Concrete childhood: “Kopfüber” bei Berlinale Generation

Dicke Luft, was?“, kommentiert Mandy und zieht an einer der Kippen, die ihr kleiner Bruder Sascha für sie sammelt und selbst gerne pafft. Der 10-Jährige randaliert auch gern in der Schule, lügt und klaut im Supermarkt und der tristen Hochhaussiedlung, wo er mit der unfähigen Mutter (Inka Friedrich) und den erwachsenen Geschwistern lebt.

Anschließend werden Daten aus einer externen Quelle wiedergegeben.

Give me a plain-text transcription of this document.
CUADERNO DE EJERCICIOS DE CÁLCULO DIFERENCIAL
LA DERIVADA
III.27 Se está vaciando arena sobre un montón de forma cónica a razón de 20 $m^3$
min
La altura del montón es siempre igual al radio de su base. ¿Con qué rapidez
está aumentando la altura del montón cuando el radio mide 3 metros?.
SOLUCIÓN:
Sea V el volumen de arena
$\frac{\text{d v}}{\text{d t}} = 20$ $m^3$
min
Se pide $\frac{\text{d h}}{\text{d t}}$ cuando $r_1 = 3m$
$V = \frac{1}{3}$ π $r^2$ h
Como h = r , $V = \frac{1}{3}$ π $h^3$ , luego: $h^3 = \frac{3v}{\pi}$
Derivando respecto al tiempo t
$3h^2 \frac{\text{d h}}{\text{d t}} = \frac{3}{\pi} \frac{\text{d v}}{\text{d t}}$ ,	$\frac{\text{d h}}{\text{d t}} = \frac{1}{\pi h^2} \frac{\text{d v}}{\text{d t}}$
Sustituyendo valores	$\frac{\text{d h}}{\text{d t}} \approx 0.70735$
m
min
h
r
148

Seine einzige Freundin ist das gleichaltrige Nachbarmädchen Elli (Frieda-Anna Lehmann), das mit ihm auf der Suche nach Geräuschen für ihre Klangaufnahmen durch Bauschächte und Ruinen turnt. Als Sascha nach einer Gaunerei zur Amtsärztin muss, erkennt Elli ihn kaum wieder; nicht wegen des diagnostizierten ADHS, sondern den Tabletten, die Sascha helfen sollen.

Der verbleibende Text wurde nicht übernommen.